В этот день Томилин Иван принес слух, что в Казанской идут расстрелы.
Покурили у печки, погутарили. Петро под разговор о чем-то упорно думал.
Думалось с непривычки трудно, до бисера на лбу. После ухода Томилина он заявил:
– Зараз поеду на Рубежин, к Яшке Фомину. Он у своих нынче, слыхал я.
Говорят, он окружным ревкомом заворачивает, как-никак – кочка на ровном месте. Попрошу, чтоб, на случай чего, заступился.
В пичкатые сани Пантелей Прокофьевич запряг кобылу. Дарья укуталась в новую шубу и о чем-то долго шепталась с Ильиничной. Вместе они шмыгнули в амбар, оттуда вышли с узлом.
– Чего это? – спросил старик.
Петро промолчал, а Ильинична скороговоркой шепнула:
– Я тут маслица насбирала, блюла на всякий случай. А теперь уж не до масла, отдала его Дарье, нехай Фоминихе гостинца повезет, может, он сгодится Петюшке. – И заплакала. – Служили, служили, жизней решались, и теперь за погоны за ихние, того и гляди…
– Цыц, голосуха! – Пантелей Прокофьевич с сердцем кинул в сено кнут, подошел к Петру:
– Ты ему пшенички посули.
– На черта она ему нужна! – вспыхнул Петро. – Вы бы, батя, лучше пошли к Аникушке дымки купили, а то – пшеницы?
Под полой Пантелей Прокофьевич принес ведерный кувшин самогона, отозвался одобрительно:
– Хороша водка, мать ее курица! Как николаевская.
– А ты уж хлебнул, кобель старый! – насыпалась на него Ильинична; но старик вроде не слыхал, по-молодому захромал в курень, сыто, по-котовски жмурясь, покрякивая и вытирая рукавом обожженные дымкой губы.
Петро тронул со двора и, как гость, ворота оставил открытыми.
Вез и он подарок могущественному теперь сослуживцу: кроме самогона – отрез довоенного шевиота, сапоги и фунт дорогого чая с цветком. Все это раздобыл он в Лисках, когда 28-й полк с боем взял станцию и рассыпался грабить вагоны и склады…

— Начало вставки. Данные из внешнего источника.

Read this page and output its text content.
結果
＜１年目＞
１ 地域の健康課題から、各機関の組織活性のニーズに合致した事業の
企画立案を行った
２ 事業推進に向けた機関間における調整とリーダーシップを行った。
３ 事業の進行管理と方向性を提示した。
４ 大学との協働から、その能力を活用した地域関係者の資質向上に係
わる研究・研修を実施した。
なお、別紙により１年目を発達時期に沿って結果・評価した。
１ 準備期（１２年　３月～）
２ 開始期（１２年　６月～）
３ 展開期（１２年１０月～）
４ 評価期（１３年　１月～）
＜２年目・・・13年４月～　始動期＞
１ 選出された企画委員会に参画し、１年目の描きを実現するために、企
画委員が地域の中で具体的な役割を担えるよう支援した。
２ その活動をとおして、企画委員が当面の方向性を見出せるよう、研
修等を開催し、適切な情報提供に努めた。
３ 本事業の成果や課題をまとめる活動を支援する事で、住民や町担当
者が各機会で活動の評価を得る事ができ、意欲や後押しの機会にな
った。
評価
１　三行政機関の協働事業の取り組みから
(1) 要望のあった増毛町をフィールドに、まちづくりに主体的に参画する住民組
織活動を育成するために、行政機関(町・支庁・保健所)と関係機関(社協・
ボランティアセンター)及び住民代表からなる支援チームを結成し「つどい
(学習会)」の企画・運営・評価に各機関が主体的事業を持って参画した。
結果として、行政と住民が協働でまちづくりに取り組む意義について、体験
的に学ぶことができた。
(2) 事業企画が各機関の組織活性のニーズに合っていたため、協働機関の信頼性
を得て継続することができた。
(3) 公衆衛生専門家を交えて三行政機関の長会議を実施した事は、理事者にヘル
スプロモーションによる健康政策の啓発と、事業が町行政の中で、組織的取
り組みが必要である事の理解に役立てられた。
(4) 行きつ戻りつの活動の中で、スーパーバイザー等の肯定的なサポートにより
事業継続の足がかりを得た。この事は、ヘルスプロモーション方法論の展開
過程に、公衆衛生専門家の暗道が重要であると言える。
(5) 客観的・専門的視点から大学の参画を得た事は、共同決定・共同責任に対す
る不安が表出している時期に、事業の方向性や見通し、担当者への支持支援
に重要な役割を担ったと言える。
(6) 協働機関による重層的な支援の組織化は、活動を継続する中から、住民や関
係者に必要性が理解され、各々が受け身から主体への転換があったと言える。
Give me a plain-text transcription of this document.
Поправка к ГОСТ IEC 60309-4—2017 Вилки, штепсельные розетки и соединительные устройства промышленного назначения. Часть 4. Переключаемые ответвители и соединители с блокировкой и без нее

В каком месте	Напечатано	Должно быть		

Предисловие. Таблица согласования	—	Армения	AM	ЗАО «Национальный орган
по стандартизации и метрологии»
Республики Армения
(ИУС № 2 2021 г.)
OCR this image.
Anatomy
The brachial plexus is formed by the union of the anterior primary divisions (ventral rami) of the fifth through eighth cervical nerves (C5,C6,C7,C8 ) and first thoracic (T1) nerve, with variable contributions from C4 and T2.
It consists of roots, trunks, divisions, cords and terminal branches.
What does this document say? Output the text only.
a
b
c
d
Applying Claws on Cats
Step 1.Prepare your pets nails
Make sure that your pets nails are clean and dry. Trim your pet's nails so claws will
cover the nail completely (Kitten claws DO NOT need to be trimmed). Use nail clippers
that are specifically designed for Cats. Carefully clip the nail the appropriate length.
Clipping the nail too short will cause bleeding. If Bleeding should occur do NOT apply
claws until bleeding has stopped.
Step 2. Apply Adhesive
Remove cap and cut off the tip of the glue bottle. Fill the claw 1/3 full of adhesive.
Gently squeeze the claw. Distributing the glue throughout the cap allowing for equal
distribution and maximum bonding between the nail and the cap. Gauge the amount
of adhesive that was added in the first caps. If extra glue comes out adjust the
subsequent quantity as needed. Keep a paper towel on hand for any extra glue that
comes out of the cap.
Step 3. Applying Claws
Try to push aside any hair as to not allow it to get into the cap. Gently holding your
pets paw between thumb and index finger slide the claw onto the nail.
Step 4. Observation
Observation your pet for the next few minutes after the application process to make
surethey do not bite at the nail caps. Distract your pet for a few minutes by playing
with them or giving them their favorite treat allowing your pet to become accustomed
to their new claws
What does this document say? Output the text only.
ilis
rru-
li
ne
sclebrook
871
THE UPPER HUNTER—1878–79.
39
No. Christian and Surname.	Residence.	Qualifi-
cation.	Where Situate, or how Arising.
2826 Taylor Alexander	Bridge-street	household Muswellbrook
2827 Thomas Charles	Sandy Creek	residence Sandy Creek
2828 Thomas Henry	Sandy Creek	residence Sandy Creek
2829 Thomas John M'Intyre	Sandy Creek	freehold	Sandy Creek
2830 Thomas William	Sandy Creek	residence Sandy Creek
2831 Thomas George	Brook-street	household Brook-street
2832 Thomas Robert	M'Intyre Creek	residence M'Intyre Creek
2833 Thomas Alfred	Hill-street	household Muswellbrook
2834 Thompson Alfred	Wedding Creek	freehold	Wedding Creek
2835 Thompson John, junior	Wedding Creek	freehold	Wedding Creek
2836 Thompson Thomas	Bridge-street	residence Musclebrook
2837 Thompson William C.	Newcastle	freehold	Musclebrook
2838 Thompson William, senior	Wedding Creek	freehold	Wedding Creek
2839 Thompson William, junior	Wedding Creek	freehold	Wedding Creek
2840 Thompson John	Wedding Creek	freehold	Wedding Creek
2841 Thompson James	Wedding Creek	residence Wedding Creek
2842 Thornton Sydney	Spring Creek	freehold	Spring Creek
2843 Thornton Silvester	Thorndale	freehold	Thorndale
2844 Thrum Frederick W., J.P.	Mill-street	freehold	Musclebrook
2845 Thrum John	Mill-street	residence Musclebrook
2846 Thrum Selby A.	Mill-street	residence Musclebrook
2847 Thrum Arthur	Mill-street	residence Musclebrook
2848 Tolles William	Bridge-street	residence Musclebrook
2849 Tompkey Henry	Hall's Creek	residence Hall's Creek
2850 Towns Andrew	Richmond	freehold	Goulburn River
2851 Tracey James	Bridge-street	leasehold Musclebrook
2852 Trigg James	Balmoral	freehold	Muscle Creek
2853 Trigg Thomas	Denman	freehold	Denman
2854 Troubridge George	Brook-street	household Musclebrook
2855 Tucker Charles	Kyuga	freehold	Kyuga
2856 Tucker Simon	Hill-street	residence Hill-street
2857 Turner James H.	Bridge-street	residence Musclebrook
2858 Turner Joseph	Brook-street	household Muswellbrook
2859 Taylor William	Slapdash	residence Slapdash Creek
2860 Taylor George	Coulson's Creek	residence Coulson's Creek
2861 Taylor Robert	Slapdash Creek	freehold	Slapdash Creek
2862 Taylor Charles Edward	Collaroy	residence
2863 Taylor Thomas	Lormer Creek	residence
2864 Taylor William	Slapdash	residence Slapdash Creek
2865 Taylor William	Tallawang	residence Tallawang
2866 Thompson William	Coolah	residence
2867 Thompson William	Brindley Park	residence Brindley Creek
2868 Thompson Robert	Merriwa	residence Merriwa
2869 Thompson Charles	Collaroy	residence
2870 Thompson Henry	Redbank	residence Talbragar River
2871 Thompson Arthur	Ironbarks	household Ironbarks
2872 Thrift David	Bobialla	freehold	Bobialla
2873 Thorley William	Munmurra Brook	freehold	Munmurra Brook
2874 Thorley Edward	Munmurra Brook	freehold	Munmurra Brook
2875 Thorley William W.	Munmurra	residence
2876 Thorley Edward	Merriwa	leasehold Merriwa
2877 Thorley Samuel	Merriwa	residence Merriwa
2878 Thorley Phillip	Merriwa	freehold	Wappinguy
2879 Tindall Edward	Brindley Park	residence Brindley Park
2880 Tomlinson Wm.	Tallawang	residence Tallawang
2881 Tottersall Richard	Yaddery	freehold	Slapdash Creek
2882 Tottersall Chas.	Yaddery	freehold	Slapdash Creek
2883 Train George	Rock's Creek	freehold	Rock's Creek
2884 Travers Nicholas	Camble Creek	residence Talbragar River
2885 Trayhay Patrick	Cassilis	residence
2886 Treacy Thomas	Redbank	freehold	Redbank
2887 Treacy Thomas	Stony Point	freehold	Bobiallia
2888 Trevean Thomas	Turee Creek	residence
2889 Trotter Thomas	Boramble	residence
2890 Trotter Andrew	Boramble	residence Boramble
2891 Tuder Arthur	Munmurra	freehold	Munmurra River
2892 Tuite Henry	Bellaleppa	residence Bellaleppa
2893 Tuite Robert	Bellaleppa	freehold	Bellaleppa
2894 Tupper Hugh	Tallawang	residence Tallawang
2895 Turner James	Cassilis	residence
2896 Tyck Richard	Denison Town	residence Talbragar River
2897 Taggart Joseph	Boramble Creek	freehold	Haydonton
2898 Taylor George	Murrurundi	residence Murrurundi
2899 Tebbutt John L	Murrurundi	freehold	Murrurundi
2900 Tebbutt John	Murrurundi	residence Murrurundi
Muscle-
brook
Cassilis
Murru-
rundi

Тогда же в отбитом поезде захватил он корзину с дамским бельем. Послал ее с отцом, приезжавшим на фронт. И Дарья, на великую зависть Наталье и Дуняшке, защеголяла в невиданном досель белье. Тончайшее заграничное полотно было белее снега, шелком на каждой штучке были вышиты герб и инициалы. Кружева на панталонах вздымались пышнее пены на Дону. Дарья в первую ночь по приезде мужа легла спать в панталонах.
Петро, перед тем как гасить огонь, снисходительно ухмыльнулся:
– Мущинские исподники подцепила и носишь?
– В них теплее и красивше, – мечтательно ответила Дарья. – Да их и не поймешь: кабы они мущинские – были б длиннее. И кружева… На что они вашему брату?